Celebrities are often mocked for being talentless. Some are, some are not. A tribute paid to the young and beautiful by the rest of us, the circle of celebrity is paradoxically both very small and very open.From the outside the celebrity world seems to be a closed, charmed place, a marquee guarded by men with shaved heads and sunglasses inside which rock stars and footballers, actresses and princesses, all magically turn out to know one another. Yet what the sixties discovered was that celebrity must be open too in the sense of letting in new people from the streets, or it congeals into a resented elite. Modern celebrity has no time for a Samurai class or for haughty duchesses – it must be a fantasy island we could all paddle our way to, at least in theory. Cultural democracy rules, even while parliamentary democracy struggles.” (From A History of Modern Britain by Andrew Marr).

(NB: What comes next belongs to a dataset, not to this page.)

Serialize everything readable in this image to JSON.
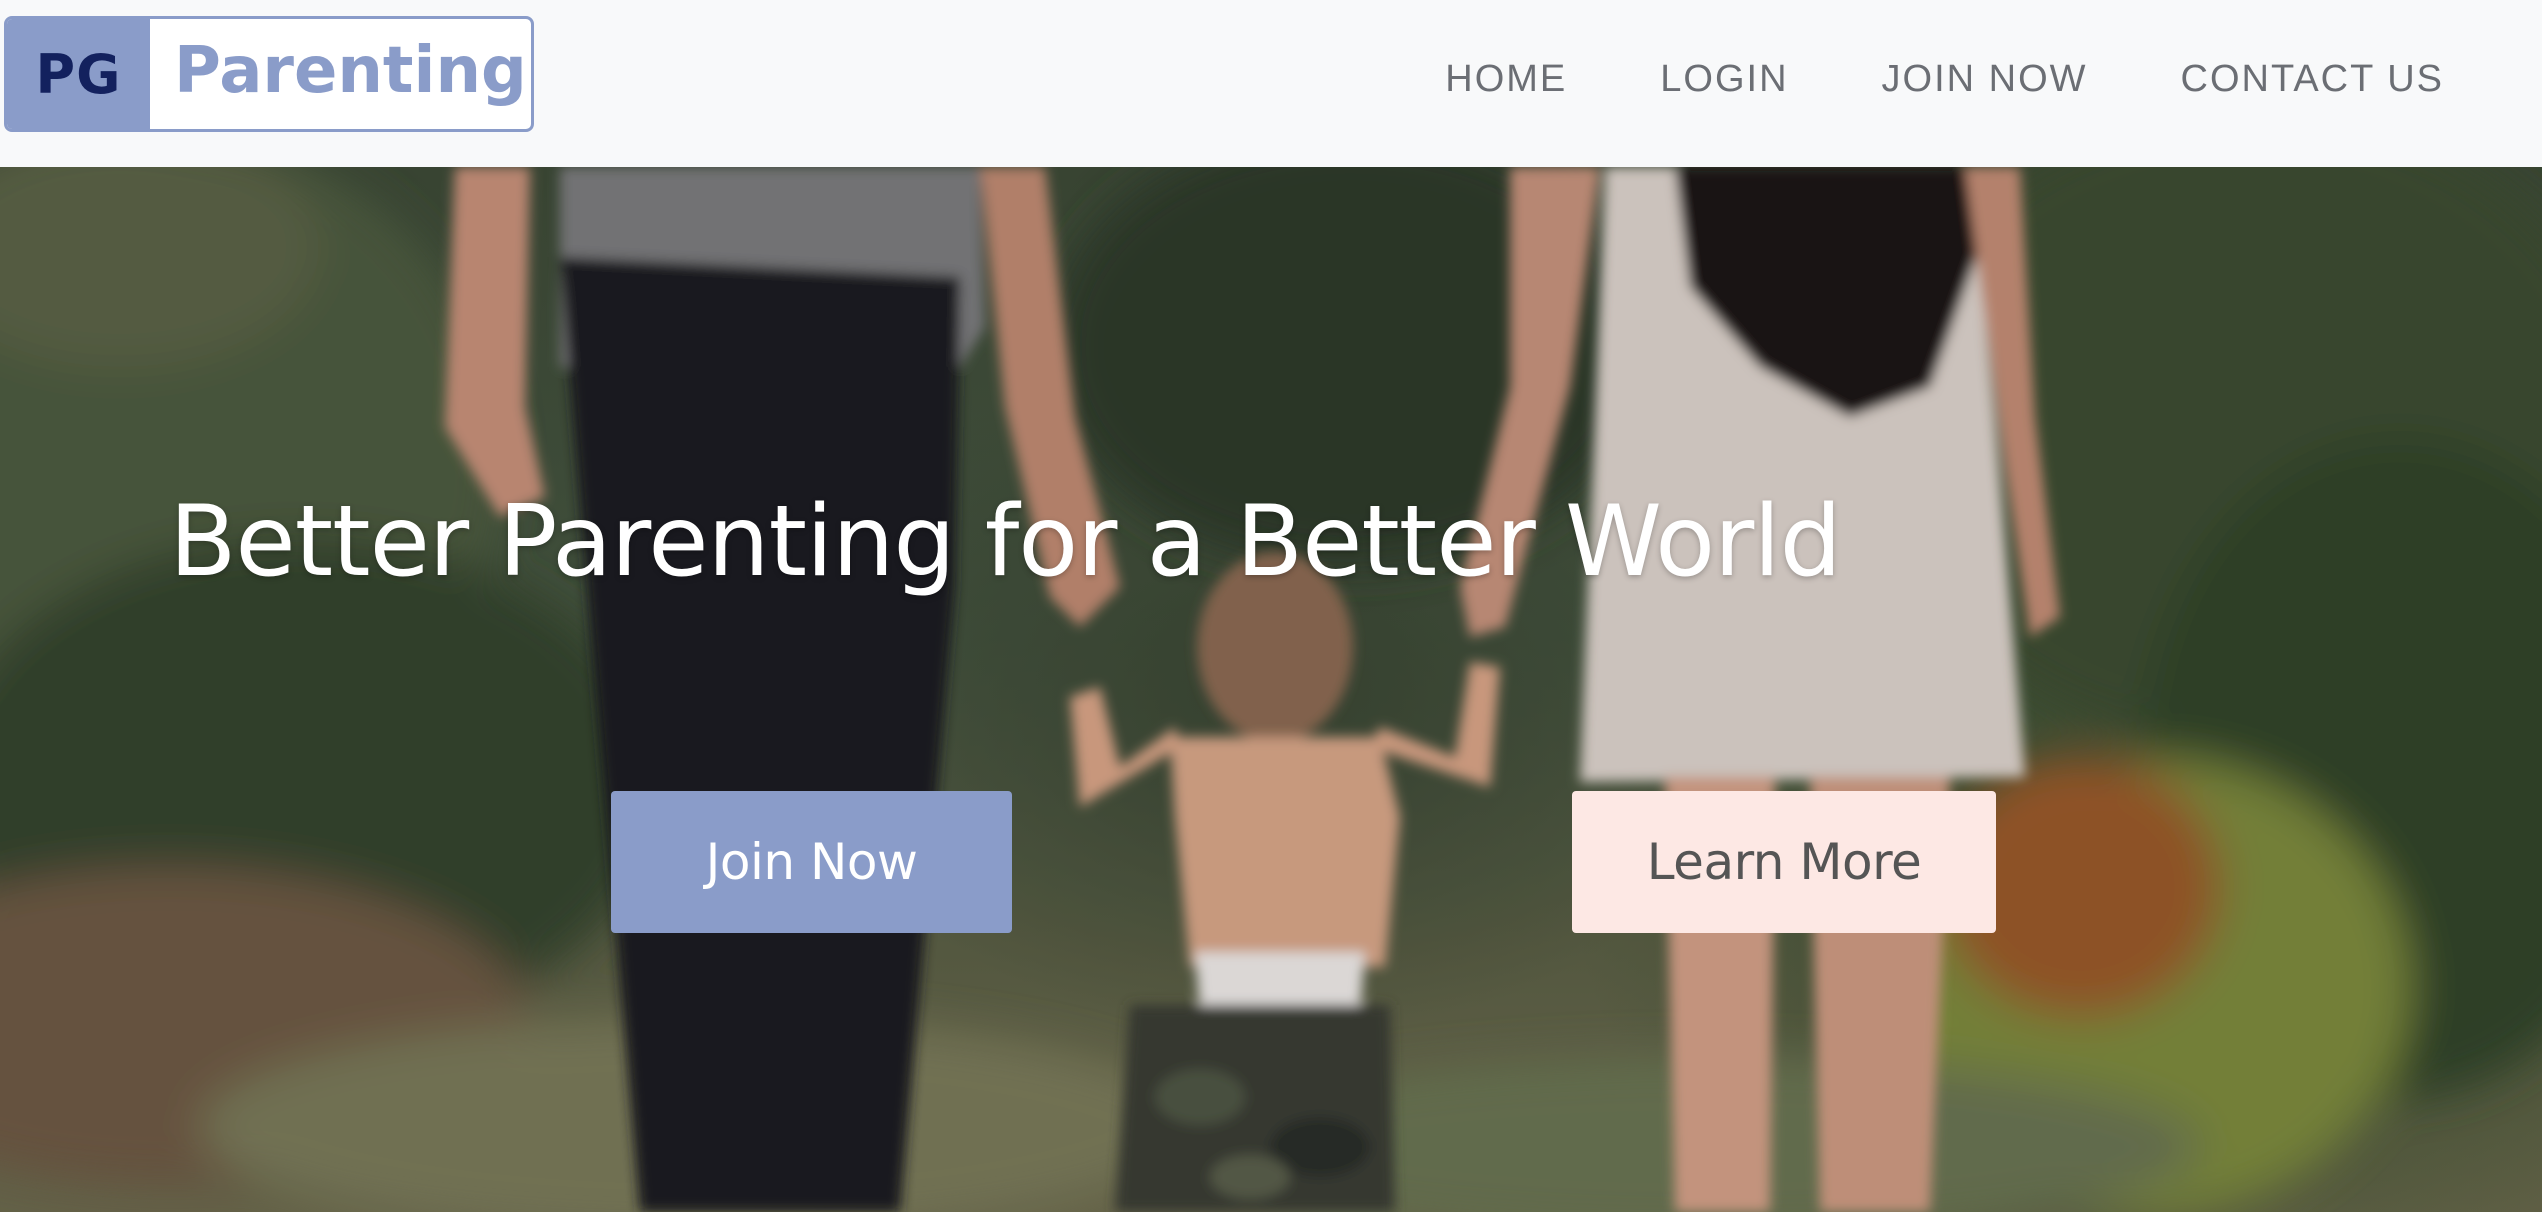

I think the cult of celebrity has been given extra power in recent years by the mutual reception of Neptune in Aquarius and Uranus in Pisces. Each planet is in a sign that the other rules and Neptune and Pisces are both associated with celebrity. And Aquarius/Uranus reflects the increasing democratisation of celebrity, where it almost becomes a virtue to have no talent (e.g. Victoria Beckham and Jade Goody): it shows that we could all do it.